On 23 November 2022, from 05:00 to 11:00 UTC, 11:11 engineers conducted a scheduled maintenance in the Atlanta data center to mitigate a possible VMware bug. This condition caused NSX to be out of sync on certain hosts in the IaaS cluster. 11:11 engineers worked with VMware and received a set of maintenance instructions which included steps to redeploy Distributed Logical Router appliances (DLR) and re-sync network appliances and firewalls by moving them to a new port group and then back to the original port group.    

Starting at 10:20 UTC, customers began experiencing issues accessing their environments. Engineers determined that the incident was due to a loss of VMware NSX SpoofGuard configuration. The NSX SpoofGuard feature is used to prevent IP conflict by maintaining an IP to MAC address database. When a network appliance or firewall is disconnected from one port group, this mapping is automatically deleted. Because the mapping was not available in SpoofGuard, customer environments became inaccessible when the appliances were returned back to their original port groups.

The team worked to identify all impacted customers and reapproved their associated IP to MAC address mapping. Engineers were able to quickly verify primary IPs through VMware, but secondary IPs required additional work and effort to identify. This work was completed by 16:18 UTC and engineers verified that most customers would be restored at this point. Only customers with unique secondary IP configurations or impact unrelated to SpoofGuard may have still seen issues. 

The incident was left in monitoring over the weekend to allow for customers with edge-case impact to call in for assistance.

Root Cause:

On 30 November 2022, engineers conducted a Root Cause Analysis (RCA) investigation. The purpose of this session was to review the key events and issues associated with this incident, identify potential causes, confirm root cause and develop actions to address the root cause(s).

Engineers determined that the outage was due to the maintenance process provided by VMware to cause IP to MAC mapping to be lost in SpoofGuard because they were moved  from one port group to another and then back.

Action Items:

  • Engineers are working to develop a process for creating backups of SpoofGuard configuration information.
  • Engineers are continuing to work with VMWare on permanent fix for the potential new bug.
  • Engineers are updating our internal documentation to include this type of failure condition to prevent impact during future maintenances.
Posted Nov 30, 2022 - 17:57 EST

Resolved
After monitoring the environment over the weekend, 11:11 engineers have confirmed that the issue has been resolved. Customers who experience known continued impact as result of the maintenance have been restored.
Posted Nov 28, 2022 - 12:50 EST
Monitoring
11:11 Systems engineers have resolved all reported customer issues related to this incident and there should not be any risk of recurrence. This issue affected 3rd party firewalls or appliances like ASAv's or Sonicwalls, and we ask that all partners confirm with each customer using any of those devices that they are working properly. We do believe there will be a number of devices with secondary NAT IP addresses that are still impacted and we are working on ways to proactively address those. However, if you know you have a service using a secondary NAT IP on your device and the service that uses it is down, please write in ASAP and we can fix immediately.

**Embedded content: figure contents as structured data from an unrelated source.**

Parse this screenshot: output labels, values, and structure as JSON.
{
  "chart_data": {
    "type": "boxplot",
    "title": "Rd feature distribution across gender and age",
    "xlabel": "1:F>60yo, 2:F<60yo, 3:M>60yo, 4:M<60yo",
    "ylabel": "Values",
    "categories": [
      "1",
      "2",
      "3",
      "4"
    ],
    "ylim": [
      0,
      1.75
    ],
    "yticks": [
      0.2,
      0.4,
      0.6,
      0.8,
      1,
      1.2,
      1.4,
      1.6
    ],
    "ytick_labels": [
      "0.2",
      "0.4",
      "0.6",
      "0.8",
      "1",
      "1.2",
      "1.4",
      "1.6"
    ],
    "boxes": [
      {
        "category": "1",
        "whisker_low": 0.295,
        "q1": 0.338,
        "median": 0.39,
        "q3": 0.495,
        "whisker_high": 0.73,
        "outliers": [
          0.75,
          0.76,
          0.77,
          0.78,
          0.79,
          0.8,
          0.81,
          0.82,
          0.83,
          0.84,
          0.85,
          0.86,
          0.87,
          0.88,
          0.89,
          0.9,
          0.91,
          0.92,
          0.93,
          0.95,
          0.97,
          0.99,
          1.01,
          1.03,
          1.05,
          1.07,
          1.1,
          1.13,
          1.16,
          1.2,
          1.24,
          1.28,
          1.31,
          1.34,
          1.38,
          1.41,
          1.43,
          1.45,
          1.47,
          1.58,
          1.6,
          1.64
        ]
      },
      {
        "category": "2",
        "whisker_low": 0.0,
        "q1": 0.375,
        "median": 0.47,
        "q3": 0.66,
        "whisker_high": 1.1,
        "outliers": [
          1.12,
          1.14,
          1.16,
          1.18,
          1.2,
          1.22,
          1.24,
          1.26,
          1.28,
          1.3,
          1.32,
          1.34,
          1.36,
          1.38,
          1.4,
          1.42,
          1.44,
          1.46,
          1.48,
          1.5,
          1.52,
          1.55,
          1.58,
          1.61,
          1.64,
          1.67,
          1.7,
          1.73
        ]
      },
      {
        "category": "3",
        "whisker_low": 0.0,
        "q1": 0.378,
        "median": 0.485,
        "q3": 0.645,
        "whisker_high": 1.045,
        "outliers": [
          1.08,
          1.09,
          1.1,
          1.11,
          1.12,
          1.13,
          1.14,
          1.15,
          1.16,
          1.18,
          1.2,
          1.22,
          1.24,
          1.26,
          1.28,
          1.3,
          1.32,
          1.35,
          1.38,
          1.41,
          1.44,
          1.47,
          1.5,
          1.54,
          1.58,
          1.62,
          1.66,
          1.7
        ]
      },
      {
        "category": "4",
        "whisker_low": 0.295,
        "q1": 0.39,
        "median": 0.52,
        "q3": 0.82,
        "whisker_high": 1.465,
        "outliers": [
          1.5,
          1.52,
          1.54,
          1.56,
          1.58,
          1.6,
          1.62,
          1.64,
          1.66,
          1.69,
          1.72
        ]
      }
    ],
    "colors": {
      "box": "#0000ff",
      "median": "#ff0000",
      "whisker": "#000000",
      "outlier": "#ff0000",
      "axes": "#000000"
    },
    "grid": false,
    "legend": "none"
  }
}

We are placing this incident in monitoring status and will leave it that way over the US holiday weekend but please email support@greenclouddefense.com as soon as possible if you believe that you have continued impact.
Posted Nov 23, 2022 - 11:27 EST
Update
We are continuing to work on resolving the Spoofguard issue and are seeing recovery for customers as we work through all affected devices. Please reach out to support@greenclouddefense.com if you have any questions.
Posted Nov 23, 2022 - 09:45 EST
Identified
Green Cloud has identified an issue with the Spoofguard functionality of our underlying NSX network platform that has caused customer routers and firewalls to lose connectivity if using 3rd party devices in the Atlanta cloud environment. We are working on resolving this as quickly as possible but please email support@greenclouddefense.com if you have any questions.
Posted Nov 23, 2022 - 08:12 EST
This incident affected: Network (Network - Atlanta, GA) and IaaS (IaaS - Atlanta, GA).